Эрин и правда очень замёрз. Он нашарил в темноте свою вязанку и, подтащив её к костру, уселся близко-близко, чуть не в самое пекло. Некоторое время сидели молча. Мир вновь обретал почти привычные очертания. Парень даже первым нарушил тишину, спросив, что за вепри такие. Нет, кабаны в окрестных лесах водились, но по голосу сида ясно было, что разговор не о них. Теми же вечерами у очага Эрин слышал сказки о Дикой Охоте, а в одну из длинных осенних ночей даже, кажется, слышал её саму: вой и лай нездешних собак, топот копыт и крики загонщиков, от которых мороз так и гуляет по коже.
– Нет, человечек. Если бы так – не уцелело бы здесь ни одного вепря. Но давно уже верховный король всех земель не выгонял своих псов. Знать, почему – не для смертных. Скажу только, что охотятся на них теперь, кто как может.
– Поэтому ты здесь?
Эмрис не ответил, только улыбнулся как-то грустно. Потом встал и подбросил дров.
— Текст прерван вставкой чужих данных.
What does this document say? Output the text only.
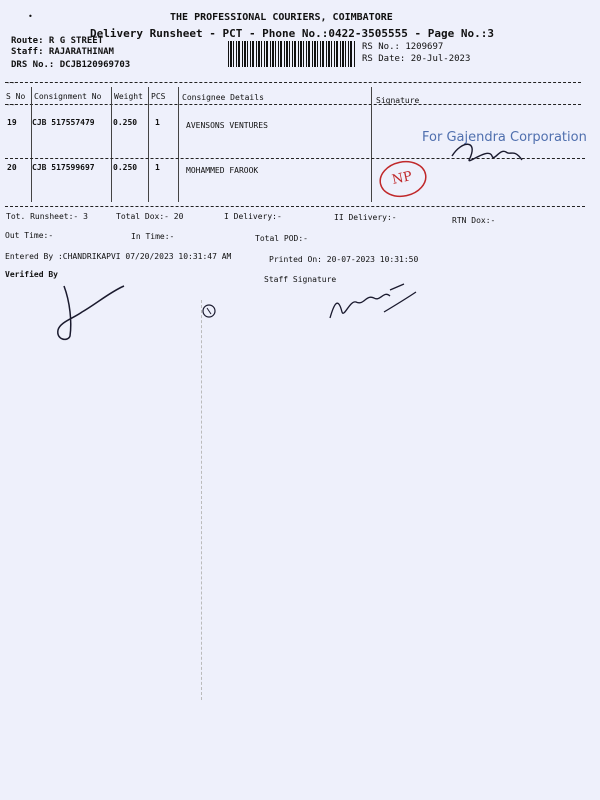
•	THE PROFESSIONAL COURIERS, COIMBATORE
Delivery Runsheet - PCT - Phone No.:0422-3505555 - Page No.:3
Route: R G STREET
Staff: RAJARATHINAM
DRS No.: DCJB120969703
RS No.: 1209697
RS Date: 20-Jul-2023
--
S No Consignment No Weight PCS Consignee Details	Signature
--
19 CJB 517557479 0.250 1	AVENSONS VENTURES
20 CJB 517599697 0.250 1	MOHAMMED FAROOK
For Gajendra Corporation
NP
Tot. Runsheet:- 3	Total Dox:- 20	I Delivery:-	II Delivery:-	RTN Dox:-
Out Time:-	In Time:-	Total POD:-
Entered By :CHANDRIKAPVI 07/20/2023 10:31:47 AM	Printed On: 20-07-2023 10:31:50
Verified By
Staff Signature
– Спи, парень. Завтра вернёшься домой. Сразу найдёшь дорогу.
Его, и правда, совсем сморило. Может, дело здесь было в жарком огне после холода и потрясений, может, ещё в чём, но даже про пустой живот он забыл, завернулся в волглый плащ и завалился на хворост.
Засыпая, он видел, как фэйри сидит у костра, простёрши ладони, а из-под них взлетают маленькие огненные бабочки.
***
В городе Рыжий возник в начале месяца вод. Родом он был откуда-то с севера, из горных земель. Как тамошний народ именует сам себя, никому не ведомо, а вот здесь на острове их зовут Каледони, от слова «калед». Твёрдый, упорный, стало быть. И есть за что их так называть.
В общем, повар у ториса, естественно, уже был. Из местных, не старый ещё, но хромой от рождения. А этот явился и сразу дал понять, что готовит он справно и изрядно в этом деле поднаторел. Ну, раз так, решили устроить им обоим испытание, прямо на кухне Длинного дома. Пусть зажарят свинину, а торис попробует из того блюда и из другого, и решит, кому из них впредь свой стол доверять.
Стало быть, принялись они за дело. Горец мясцо вертит и так, и эдак, травы разные туда сыплет. Только наш-то кухарь – пройдоха ещё тот: успел незаметно припрятать соль, а себе загодя отсыпал куда-то за рукав. Известное дело, мясо без соли – что твоя трава. Ну, думаем, пропал ты, горец. Отведает сейчас Бойд твоей стряпни, да и погонит тебя отсюда в шею. Тот сопит, старается, наши ребята его только подбадривают: «Эй, рыжий! Ты гляди там, так порося приготовь, чтобы он назавтра снова бегал, как свиньи риггса Мананнана». Старший орёт: «Ты, главное, держи его, чтоб он у тебя прям сейчас из-под ножа не удрал», и ржёт, что твой конь.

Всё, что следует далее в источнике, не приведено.